Deixo Jô com suas maluquices e vou atender Logan, mostro para ele a opção que temos e ele opta por carne assada. Vou à cozinha, lhe preparo o prato e retorno com uma garrafa de água antes que ele peça. Isso me faz lembrar de David, quando saíamos ele sempre pedia água para acompanhar as refeições enquanto eu pedia refrigerante e ele reclamava dizendo que água era muito mais saudável. Apesar do tempo, muitas coisas me fazem pensar nele.  

– Quer ajuda? – a voz de Logan tira-me do meu devaneio.

– Desculpe, seu Logan. – Coloco o prato e a garrafa de água do lado. – Deseja mais alguma coisa?

– Sim. Que, por favor, você pare de me chamar de senhor e vou querer um pouco mais de sal.

– Não adianta beber água e ficar se enfiando no sal. – Na hora eu me arrependo do que falei. – Desculpe mais uma vez, é que eu tinha o hábito de falar assim com meu ex namorado que, como você, bebia água, mas comia tudo muito salgado.

– Não precisa se desculpar, eu tinha alguém que costumava dizer a mesma coisa. – Ele diz sorrindo, como se estivesse lembrando de alguma coisa boa de seu passado. – Eu até tive curiosidade de saber onde está essa pessoa que ele falou, mas me contive a tempo.

– Aproveite a refeição. Sente nas mesas, é mais confortável.

– Pra quê? Se é do balcão que tenho uma vista privilegiada? – ele me olha e meu rosto se esquenta.

– Mamãe, posso tomar refrigerante? – Luz vem correndo e se agarra em minha cintura e a pego no colo.

– Você já acabou de comer?

– Sim! Comi tudinho e mais rápido que a Bia.

– O que eu falo para você sobre comer correndo.

– Que a gente tem que comer devagar e saborear a comida, mas mãe, eu queria muito refrigerante, por isso comi rápido.
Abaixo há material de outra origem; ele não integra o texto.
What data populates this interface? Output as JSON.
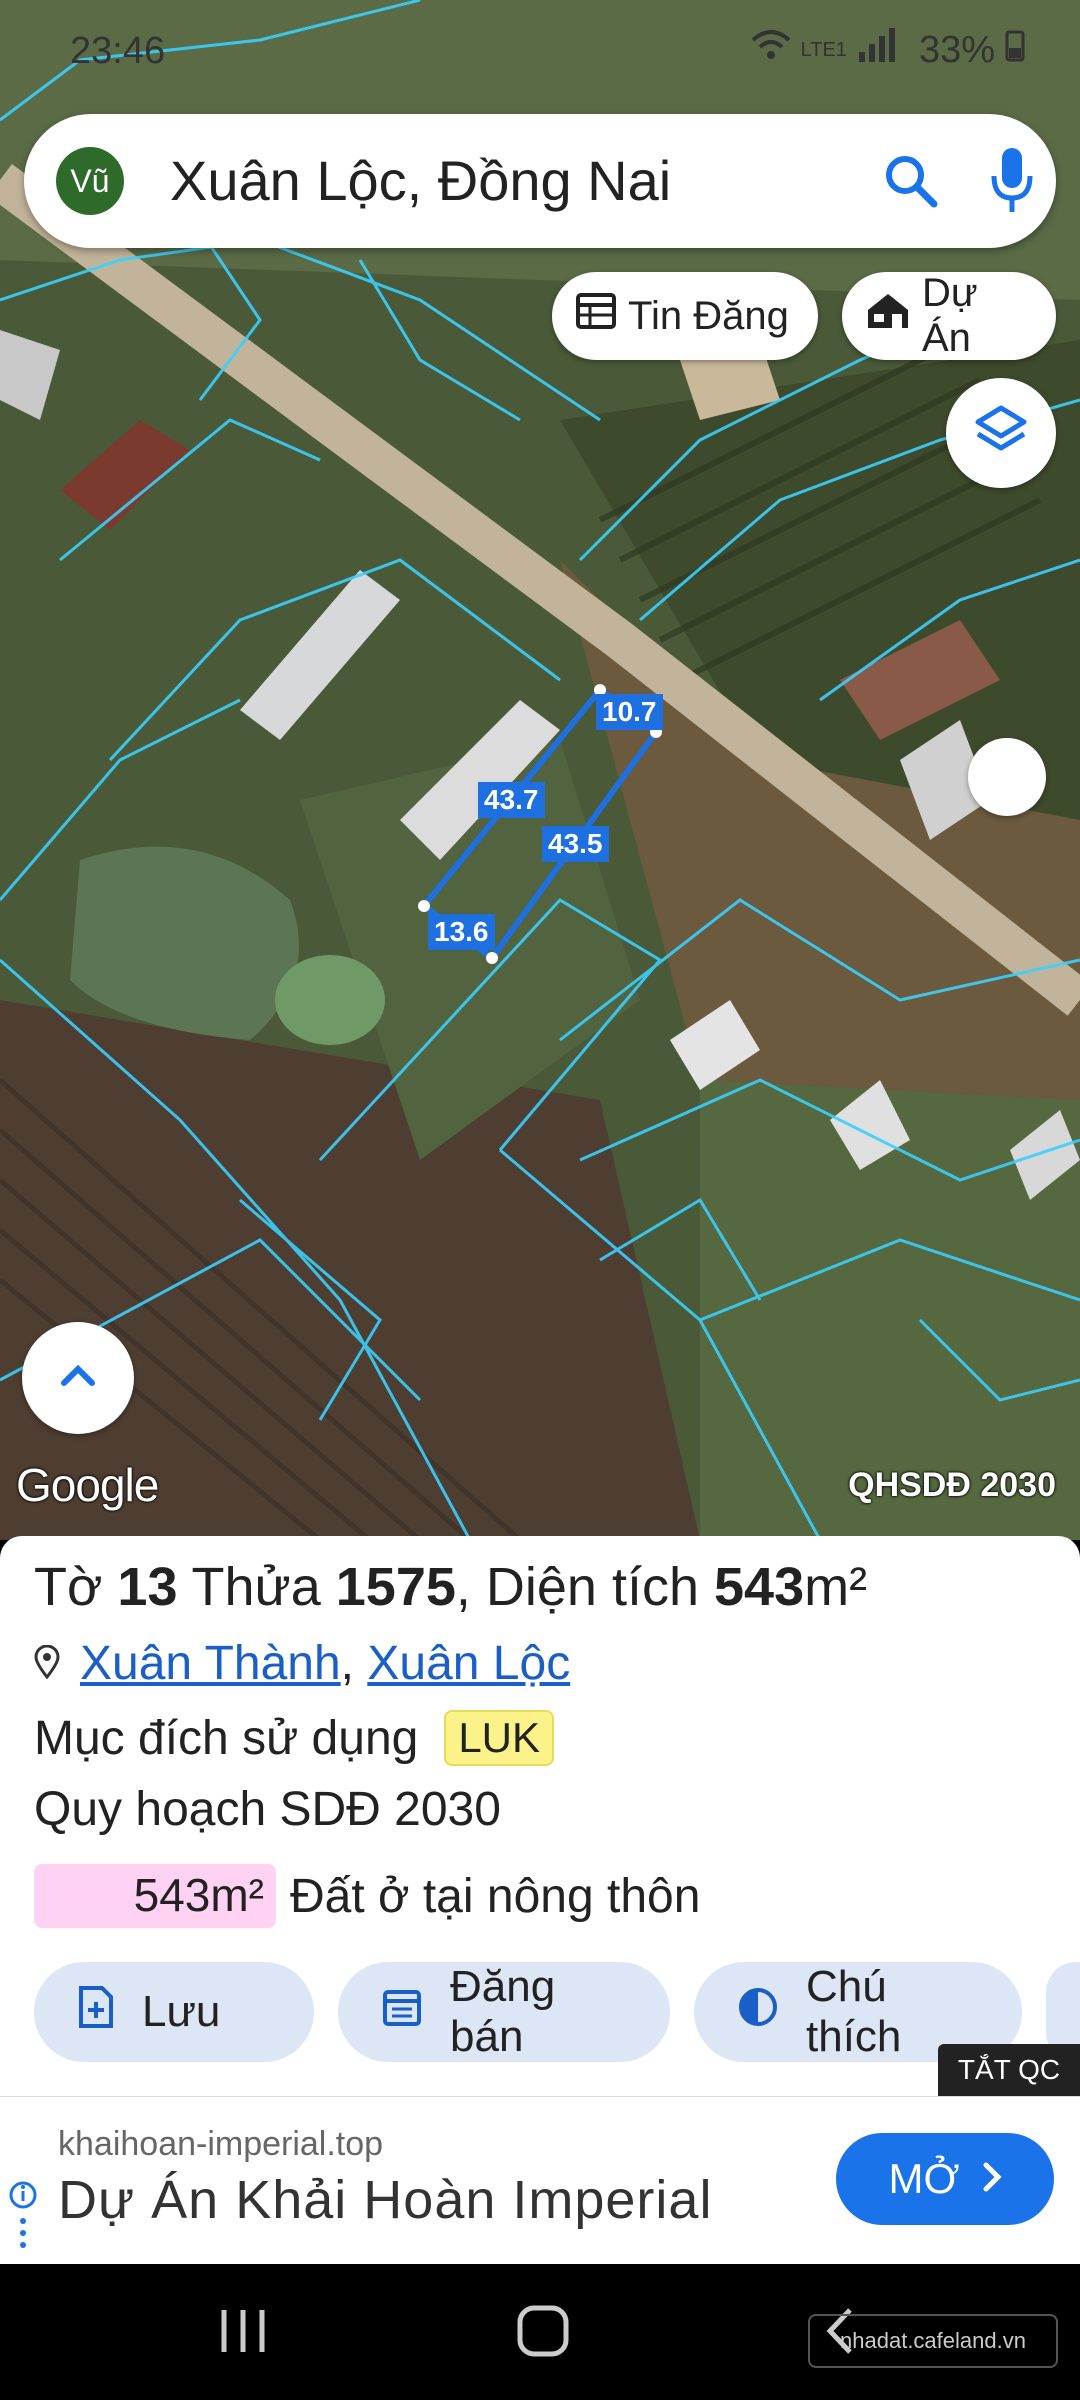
{
  "status_bar": {
    "time": "23:46",
    "battery": "33%",
    "network": "LTE1"
  },
  "search": {
    "avatar_text": "Vũ",
    "query": "Xuân Lộc, Đồng Nai"
  },
  "chips": {
    "listing": "Tin Đăng",
    "project": "Dự Án"
  },
  "map": {
    "google_label": "Google",
    "plan_tag": "QHSDĐ 2030",
    "dimensions": {
      "top": "10.7",
      "left": "43.7",
      "right": "43.5",
      "bottom": "13.6"
    },
    "colors": {
      "parcel_lines": "#3ad0ff",
      "selected_parcel": "#1e6fe0"
    }
  },
  "parcel": {
    "sheet_label": "Tờ",
    "sheet": "13",
    "lot_label": "Thửa",
    "lot": "1575",
    "area_label": ", Diện tích",
    "area": "543",
    "area_unit": "m²",
    "ward": "Xuân Thành",
    "district": "Xuân Lộc",
    "separator": ",",
    "use_label": "Mục đích sử dụng",
    "use_code": "LUK",
    "plan_label": "Quy hoạch SDĐ 2030",
    "zone_area": "543m²",
    "zone_type": "Đất ở tại nông thôn",
    "zone_color": "#ffd2f4"
  },
  "actions": {
    "save": "Lưu",
    "post": "Đăng bán",
    "legend": "Chú thích"
  },
  "ad": {
    "close_label": "TẮT QC",
    "domain": "khaihoan-imperial.top",
    "headline": "Dự Án Khải Hoàn Imperial",
    "open_label": "MỞ",
    "accent": "#1a73e8"
  },
  "watermark": "nhadat.cafeland.vn"
}
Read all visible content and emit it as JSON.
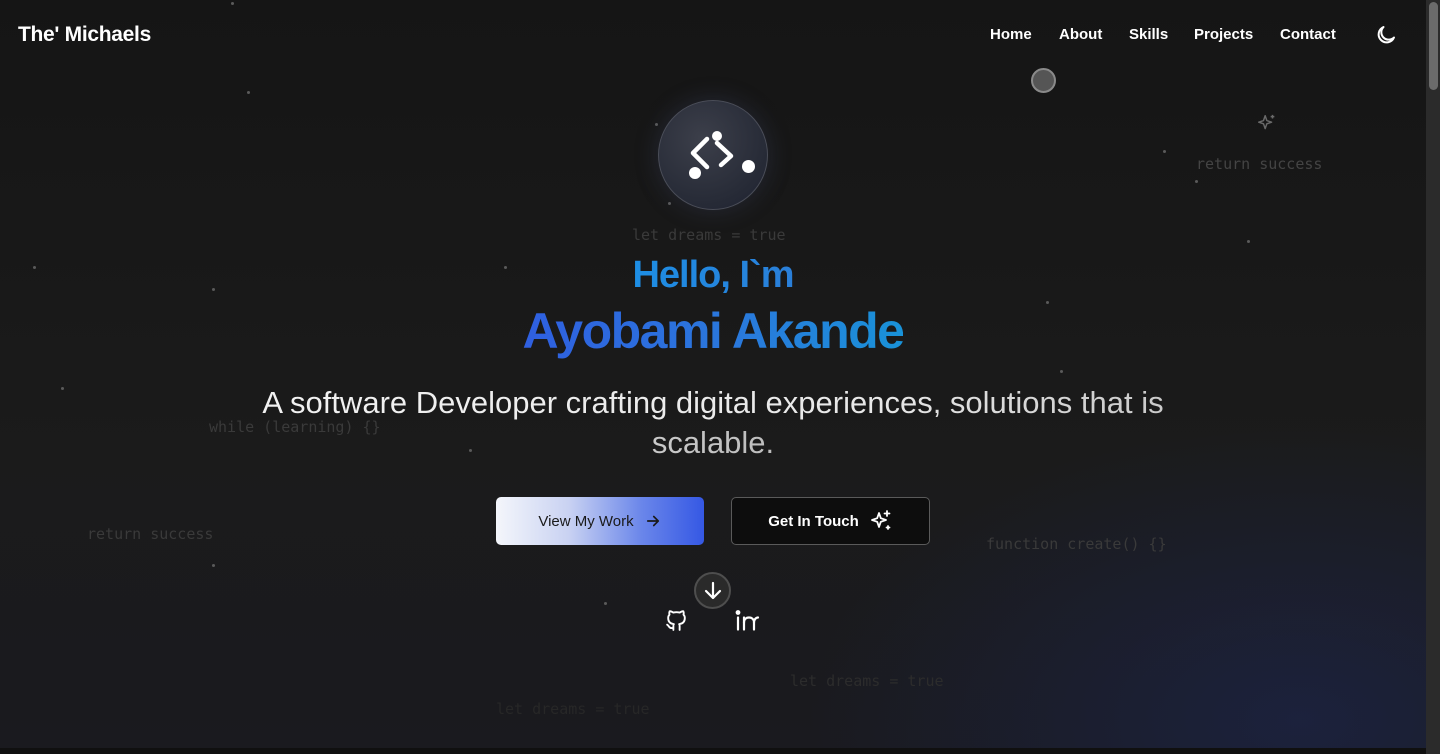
{
  "brand": "The' Michaels",
  "nav": {
    "items": [
      {
        "label": "Home"
      },
      {
        "label": "About"
      },
      {
        "label": "Skills"
      },
      {
        "label": "Projects"
      },
      {
        "label": "Contact"
      }
    ],
    "theme_toggle_icon": "moon-icon"
  },
  "hero": {
    "logo_icon": "code-branch-icon",
    "greeting": "Hello, I`m",
    "name": "Ayobami Akande",
    "tagline": "A software Developer crafting digital experiences, solutions that is scalable.",
    "primary_button": {
      "label": "View My Work",
      "icon": "arrow-right-icon"
    },
    "secondary_button": {
      "label": "Get In Touch",
      "icon": "sparkles-icon"
    },
    "scroll_icon": "arrow-down-circle-icon",
    "socials": [
      {
        "icon": "github-icon"
      },
      {
        "icon": "linkedin-icon"
      }
    ]
  },
  "background_code": [
    "return success",
    "let dreams = true",
    "while (learning) {}",
    "return success",
    "function create() {}",
    "let dreams = true",
    "let dreams = true"
  ],
  "colors": {
    "background": "#161616",
    "accent_blue": "#2f5fe0",
    "accent_sky": "#1b8fe0"
  }
}
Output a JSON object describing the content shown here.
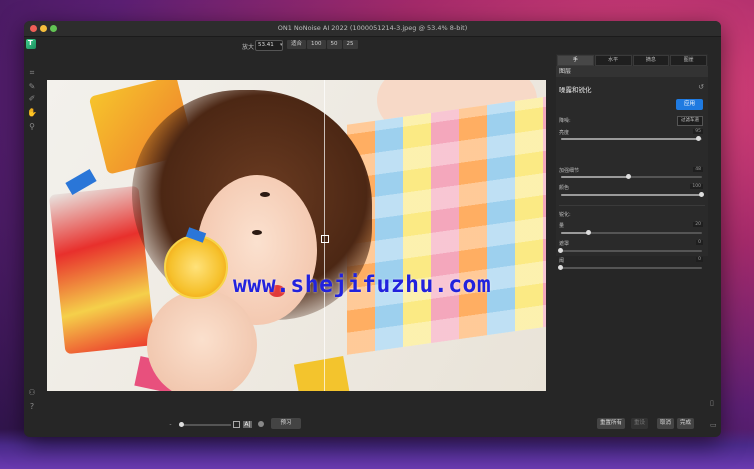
{
  "window": {
    "title": "ON1 NoNoise AI 2022 (1000051214-3.jpeg @ 53.4% 8-bit)"
  },
  "toolbar": {
    "zoom_label": "放大",
    "zoom_value": "53.41",
    "zoom_buttons": [
      "适合",
      "100",
      "50",
      "25"
    ]
  },
  "image": {
    "watermark": "www.shejifuzhu.com"
  },
  "panel": {
    "tabs": [
      "手",
      "水平",
      "摘息",
      "图崖"
    ],
    "layers_label": "图层",
    "section_title": "噪露和锐化",
    "apply_label": "应用",
    "noise_label": "降噪:",
    "filter_button": "过滤车道",
    "sliders_noise": [
      {
        "label": "亮度",
        "value": "95",
        "fraction": 0.98
      },
      {
        "label": "加强细节",
        "value": "48",
        "fraction": 0.48
      },
      {
        "label": "颜色",
        "value": "100",
        "fraction": 1.0
      }
    ],
    "sharpen_label": "锐化:",
    "sliders_sharpen": [
      {
        "label": "量",
        "value": "20",
        "fraction": 0.2
      },
      {
        "label": "遮罩",
        "value": "0",
        "fraction": 0.0
      },
      {
        "label": "阈",
        "value": "0",
        "fraction": 0.0
      }
    ]
  },
  "bottom": {
    "preview_label": "预习",
    "reset_all_label": "重置所有",
    "disabled_label": "重设",
    "cancel_label": "取消",
    "done_label": "完成"
  },
  "colors": {
    "accent": "#1f7ae0"
  }
}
– Igual a mãe. – Logan diz e sorri.

– Como disse?

– Apenas pensei alto. – Ele volta a comer e eu finjo que não ouvi nada, estava pegando o refrigerante para as meninas quando vejo Bia se aproximar do balcão.

– Conta pra tia Cindy, Luz.

– A mamãe vai ficar triste.

– Se você não contar para a tia Cindy, eu conto.

– O que vocês tem para me contar? – digo olhando para as duas, olho para Jô e pela sua expressão já sei do que se trata, mas quero ouvir delas.

– Mamãe, a Viviane implicou comigo de novo. – Luz diz fungando.

– E o que ela disse dessa vez? – Luz reluta em contar.

– Oh tia, ela ficou com raiva porque a tia Valeska escolheu a Luz pra cantar e a Viviane disse que não era justo a única menina da sala que não tinha pai, cantar. A Luz começou a chorar e correu pro banheiro, aí eu fui e dei um empurrão na Viviane.

Quando Beatriz termina de contar, eu já estou chorando e abraçando a minha filha, não é justo ela estar passando por isso. Respiro fundo e abraço minha princesa e depois abraço Bia.

– Obrigada, Bia. Por tudo e por ser amiga da Luz. E filha, olha para mim – levanto o rostinho dela, que está vermelhinho de tanto chorar. – Não importa se o seu pai vai estar lá ou não, eu vou estar lá pra ver você cantar, meu amor... e outros pais também, então ensaia bastante e me deixa ainda mais orgulhosa de você.

– Tá bom, mamãe. – Ela diz fungando.

Jô me abraça e pega as meninas para irem embora. Seco minhas lágrimas e quando olho para o balcão, vejo lágrimas nos olhos de Logan.

– Eu não sabia que vocês passavam por isso.

– Já passei coisas piores, mas minha filha nunca tinha passado por isso.

– E o que você vai fazer a respeito?

– Fechar mais cedo e ir na casa da Viviane conversar com a mãe dela.

– Quer uma carona? – ele me pergunta, solícito. Mas recuso.

– Isso é uma coisa que devo fazer sozinha.